De l’autodétermination des peuples…

Paris Vox – (Tribunes) Le drame qui se JOUE en Ukraine permet de revenir sur certains points de géopolitique.

Le conflit autour de l’Ukraine aura au moins eu le mérite, même si ce n’est pas une découverte, de montrer à quel point le débat idéologique entre les tenants de l’appartenance historique d’un territoire et ceux de l’appartenance identitaire devient secondaire face au pragmatisme des luttes d’influence.

Les provinces de Lougansk et de Donetsk sont indéniablement russophiles et le droit à leur autodétermination devrait pour le moins être respecté comme l’a été celui du Kosovo. On ne peut pas être pour l’un et contre l’autre. L’intangibilité des frontières de 1945 (déjà moultes fois mise à mal) a débouché sur la création d’états sans identité, sans unité ethnique, religieuse ou politique. Si cela est surtout vrai de l’Afrique, c’est aussi le cas de l’Ukraine. Lviv était polonais il y a quatre-vingt ans tandis que Donetsk a toujours été russophone. Pour autant, doit-on verser dans l’idolâtrie poutinienne, rien n’est moins sûr, si la défense du peuple russe qu’il promeut mérite notre admiration, l’ardeur qu’il met à défendre les deux républiques sécessionnistes contraste avec la façon dont il traite les revendications autonomistes au Daghestan ou en Ingouchie sans parler du soutien qu’il apporte au malade mental Khadirov en Tchétchénie.

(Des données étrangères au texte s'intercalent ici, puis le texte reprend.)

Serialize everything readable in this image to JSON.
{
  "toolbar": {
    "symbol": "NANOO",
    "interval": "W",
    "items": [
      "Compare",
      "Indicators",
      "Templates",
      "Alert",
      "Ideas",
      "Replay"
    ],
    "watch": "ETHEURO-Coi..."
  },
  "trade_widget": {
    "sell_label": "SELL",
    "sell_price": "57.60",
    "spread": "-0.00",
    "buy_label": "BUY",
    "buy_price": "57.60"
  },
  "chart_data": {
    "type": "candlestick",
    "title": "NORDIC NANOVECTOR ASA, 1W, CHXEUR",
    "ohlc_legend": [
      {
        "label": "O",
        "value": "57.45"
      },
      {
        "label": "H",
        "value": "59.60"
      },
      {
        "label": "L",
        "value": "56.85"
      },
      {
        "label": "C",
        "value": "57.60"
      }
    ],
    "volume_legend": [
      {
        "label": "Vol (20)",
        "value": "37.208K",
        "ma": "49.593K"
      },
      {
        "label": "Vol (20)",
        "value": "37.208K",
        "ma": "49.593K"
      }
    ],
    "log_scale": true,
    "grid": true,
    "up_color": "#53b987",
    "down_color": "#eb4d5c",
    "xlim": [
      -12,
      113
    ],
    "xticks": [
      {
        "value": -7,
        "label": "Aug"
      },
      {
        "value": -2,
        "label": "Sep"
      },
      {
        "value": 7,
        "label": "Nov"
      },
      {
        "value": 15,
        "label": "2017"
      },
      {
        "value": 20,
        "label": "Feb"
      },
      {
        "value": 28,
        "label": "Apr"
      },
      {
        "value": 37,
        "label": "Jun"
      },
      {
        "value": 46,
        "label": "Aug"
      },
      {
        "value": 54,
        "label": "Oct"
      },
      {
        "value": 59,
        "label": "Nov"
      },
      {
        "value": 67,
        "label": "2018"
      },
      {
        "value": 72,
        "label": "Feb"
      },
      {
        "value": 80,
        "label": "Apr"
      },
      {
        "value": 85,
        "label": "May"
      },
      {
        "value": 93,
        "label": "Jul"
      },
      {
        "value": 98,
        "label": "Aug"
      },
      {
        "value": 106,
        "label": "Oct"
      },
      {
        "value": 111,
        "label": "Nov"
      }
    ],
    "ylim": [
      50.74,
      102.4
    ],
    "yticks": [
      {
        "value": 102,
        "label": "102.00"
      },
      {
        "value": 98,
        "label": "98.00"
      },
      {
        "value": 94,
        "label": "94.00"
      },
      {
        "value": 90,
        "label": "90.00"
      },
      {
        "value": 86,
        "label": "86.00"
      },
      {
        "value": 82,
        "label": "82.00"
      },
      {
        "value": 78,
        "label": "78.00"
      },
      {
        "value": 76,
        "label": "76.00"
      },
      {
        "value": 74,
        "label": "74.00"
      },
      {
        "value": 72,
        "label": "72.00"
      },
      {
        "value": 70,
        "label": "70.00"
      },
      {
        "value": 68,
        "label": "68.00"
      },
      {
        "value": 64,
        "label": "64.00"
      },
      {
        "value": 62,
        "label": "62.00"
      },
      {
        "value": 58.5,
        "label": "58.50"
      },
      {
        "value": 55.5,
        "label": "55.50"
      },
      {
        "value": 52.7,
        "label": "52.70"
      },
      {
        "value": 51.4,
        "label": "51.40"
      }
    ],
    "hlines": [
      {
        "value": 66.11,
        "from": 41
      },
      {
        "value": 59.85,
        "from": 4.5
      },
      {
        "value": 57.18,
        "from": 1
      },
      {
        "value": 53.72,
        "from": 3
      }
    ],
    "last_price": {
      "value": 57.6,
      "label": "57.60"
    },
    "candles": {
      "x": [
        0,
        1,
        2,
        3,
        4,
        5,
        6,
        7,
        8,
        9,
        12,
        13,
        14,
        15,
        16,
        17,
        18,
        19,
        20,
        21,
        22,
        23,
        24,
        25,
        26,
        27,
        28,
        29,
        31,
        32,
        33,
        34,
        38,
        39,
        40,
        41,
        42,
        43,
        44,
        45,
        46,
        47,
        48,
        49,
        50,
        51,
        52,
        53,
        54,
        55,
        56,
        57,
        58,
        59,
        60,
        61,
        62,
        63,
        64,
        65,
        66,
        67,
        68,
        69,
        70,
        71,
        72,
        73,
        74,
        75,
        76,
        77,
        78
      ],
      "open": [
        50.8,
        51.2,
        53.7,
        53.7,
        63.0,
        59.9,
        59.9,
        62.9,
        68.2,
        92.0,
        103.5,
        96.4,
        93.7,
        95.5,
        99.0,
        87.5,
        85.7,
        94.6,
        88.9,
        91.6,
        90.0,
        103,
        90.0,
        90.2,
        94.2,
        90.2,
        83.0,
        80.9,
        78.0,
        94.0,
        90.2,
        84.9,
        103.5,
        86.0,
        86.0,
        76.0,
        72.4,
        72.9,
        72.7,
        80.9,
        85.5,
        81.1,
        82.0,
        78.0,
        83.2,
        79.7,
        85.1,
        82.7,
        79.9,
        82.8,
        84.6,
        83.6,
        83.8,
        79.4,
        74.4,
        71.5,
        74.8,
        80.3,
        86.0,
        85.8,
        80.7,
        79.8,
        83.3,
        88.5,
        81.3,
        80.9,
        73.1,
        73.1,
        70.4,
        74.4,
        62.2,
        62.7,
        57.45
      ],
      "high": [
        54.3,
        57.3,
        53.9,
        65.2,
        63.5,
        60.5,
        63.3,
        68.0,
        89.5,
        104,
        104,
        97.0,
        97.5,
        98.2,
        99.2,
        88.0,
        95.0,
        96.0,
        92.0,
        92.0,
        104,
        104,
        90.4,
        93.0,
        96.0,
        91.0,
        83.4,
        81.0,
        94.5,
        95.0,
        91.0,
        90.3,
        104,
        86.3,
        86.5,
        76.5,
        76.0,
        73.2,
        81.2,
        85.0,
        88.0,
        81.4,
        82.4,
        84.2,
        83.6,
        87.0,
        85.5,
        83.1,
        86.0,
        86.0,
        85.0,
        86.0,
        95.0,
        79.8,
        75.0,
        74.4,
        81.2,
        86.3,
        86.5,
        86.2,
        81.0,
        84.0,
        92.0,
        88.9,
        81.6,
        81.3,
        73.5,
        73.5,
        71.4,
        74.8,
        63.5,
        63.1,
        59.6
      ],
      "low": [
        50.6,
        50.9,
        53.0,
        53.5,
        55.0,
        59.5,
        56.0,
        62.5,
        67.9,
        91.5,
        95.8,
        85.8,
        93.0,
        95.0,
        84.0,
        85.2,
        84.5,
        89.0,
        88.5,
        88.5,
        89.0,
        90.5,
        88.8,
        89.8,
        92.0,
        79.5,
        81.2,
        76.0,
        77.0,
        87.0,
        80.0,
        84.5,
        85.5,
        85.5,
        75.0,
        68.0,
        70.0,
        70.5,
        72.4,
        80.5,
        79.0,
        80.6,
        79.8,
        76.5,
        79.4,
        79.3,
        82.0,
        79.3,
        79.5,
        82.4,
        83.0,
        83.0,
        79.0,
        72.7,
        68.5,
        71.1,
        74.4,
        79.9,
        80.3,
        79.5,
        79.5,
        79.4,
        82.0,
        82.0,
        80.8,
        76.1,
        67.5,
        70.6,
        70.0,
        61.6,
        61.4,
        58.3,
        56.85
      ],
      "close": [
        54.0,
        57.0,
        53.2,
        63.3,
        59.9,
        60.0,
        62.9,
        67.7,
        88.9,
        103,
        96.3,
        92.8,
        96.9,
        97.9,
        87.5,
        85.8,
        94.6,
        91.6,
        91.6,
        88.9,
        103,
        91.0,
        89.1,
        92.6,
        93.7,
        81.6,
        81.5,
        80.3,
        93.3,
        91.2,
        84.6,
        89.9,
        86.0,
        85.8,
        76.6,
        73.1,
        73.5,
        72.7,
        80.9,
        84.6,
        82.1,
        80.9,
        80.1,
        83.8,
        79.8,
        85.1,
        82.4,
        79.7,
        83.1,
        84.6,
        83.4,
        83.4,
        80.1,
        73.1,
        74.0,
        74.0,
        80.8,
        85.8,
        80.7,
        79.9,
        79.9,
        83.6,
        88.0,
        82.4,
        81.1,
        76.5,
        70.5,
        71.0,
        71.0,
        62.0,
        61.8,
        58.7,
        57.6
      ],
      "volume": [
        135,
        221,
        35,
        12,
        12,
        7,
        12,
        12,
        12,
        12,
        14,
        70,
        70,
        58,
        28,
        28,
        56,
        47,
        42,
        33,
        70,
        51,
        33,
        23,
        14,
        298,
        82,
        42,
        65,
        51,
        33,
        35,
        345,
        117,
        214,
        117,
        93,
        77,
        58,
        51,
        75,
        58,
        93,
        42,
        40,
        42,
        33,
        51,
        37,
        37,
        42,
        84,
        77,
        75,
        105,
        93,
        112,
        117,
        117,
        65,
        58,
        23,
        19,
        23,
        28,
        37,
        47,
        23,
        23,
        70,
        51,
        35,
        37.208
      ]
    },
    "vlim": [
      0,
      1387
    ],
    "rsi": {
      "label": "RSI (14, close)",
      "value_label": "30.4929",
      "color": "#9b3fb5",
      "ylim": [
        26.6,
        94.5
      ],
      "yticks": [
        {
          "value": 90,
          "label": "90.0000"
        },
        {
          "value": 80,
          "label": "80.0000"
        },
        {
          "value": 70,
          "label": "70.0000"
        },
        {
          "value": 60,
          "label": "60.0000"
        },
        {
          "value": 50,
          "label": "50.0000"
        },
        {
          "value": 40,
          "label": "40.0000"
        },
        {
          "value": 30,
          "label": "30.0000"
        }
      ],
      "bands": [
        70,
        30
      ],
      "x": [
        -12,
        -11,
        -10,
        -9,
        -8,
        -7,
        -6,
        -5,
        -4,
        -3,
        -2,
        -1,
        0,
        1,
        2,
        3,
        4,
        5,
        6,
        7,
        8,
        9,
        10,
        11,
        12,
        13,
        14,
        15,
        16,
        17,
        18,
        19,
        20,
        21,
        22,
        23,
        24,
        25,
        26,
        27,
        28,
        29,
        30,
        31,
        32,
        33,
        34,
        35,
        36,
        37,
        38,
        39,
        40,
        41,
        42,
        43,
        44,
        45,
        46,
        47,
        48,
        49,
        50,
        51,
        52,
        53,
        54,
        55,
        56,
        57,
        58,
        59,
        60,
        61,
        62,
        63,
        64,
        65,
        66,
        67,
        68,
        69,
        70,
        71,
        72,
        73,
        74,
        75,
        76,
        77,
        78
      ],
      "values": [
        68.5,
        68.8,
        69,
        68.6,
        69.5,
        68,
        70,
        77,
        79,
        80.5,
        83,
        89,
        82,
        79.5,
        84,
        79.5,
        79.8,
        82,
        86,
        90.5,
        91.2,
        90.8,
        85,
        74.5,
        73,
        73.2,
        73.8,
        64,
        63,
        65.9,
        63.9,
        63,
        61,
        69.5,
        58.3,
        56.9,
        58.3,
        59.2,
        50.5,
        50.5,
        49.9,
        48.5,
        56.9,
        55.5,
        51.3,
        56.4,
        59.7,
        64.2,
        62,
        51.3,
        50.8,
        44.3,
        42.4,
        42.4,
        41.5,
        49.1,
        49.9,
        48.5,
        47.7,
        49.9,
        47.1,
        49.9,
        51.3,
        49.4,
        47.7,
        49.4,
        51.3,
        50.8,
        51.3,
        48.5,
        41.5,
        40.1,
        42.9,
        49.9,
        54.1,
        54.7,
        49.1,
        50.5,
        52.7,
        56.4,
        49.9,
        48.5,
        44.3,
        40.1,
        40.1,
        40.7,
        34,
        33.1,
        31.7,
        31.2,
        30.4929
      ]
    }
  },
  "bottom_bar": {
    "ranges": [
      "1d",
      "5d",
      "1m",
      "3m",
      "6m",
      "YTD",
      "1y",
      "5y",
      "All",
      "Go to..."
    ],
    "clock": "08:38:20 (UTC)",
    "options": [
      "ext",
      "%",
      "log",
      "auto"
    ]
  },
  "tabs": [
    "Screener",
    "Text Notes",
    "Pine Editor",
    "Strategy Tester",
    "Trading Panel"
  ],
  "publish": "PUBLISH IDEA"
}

Nous savons tous quelle serait sa réaction si l’Ossétie du Nord demandait à rejoindre l’Ossétie du sud qu’il a pourtant lui-même reconnu (hypothèse purement théorique bien évidemment). D’ailleurs les russes ne se sont jamais gênés tout au long de leur histoire pour épurer ethniquement les régions qu’ils se sont appropriés de la Carélie à l’Abkhazie en passant par la Transnistrie ou Königsberg par exemple. Et entre nous, la Russie n’est pas moins une construction que l’Ukraine quand on considère que les Tchoutchkes ou les Nenets seraient russes. L’autodétermination des peuples reste donc un vain mot que l’on décidera de concéder à un peuple selon qu’il s’oppose à un allié ou pas. Le Kosovo et les républiques sécessionnistes d’Ukraine, mais aussi le Sahara occidental, la Catalogne, le Cabinda, l’Irian Jaya, la Nouvelle-Calédonie ou le Tibet (et la liste est bien sûr très loin d’être exhaustive) doivent être traités de la même façon si l’on veut faire preuve d’honnêteté intellectuelle.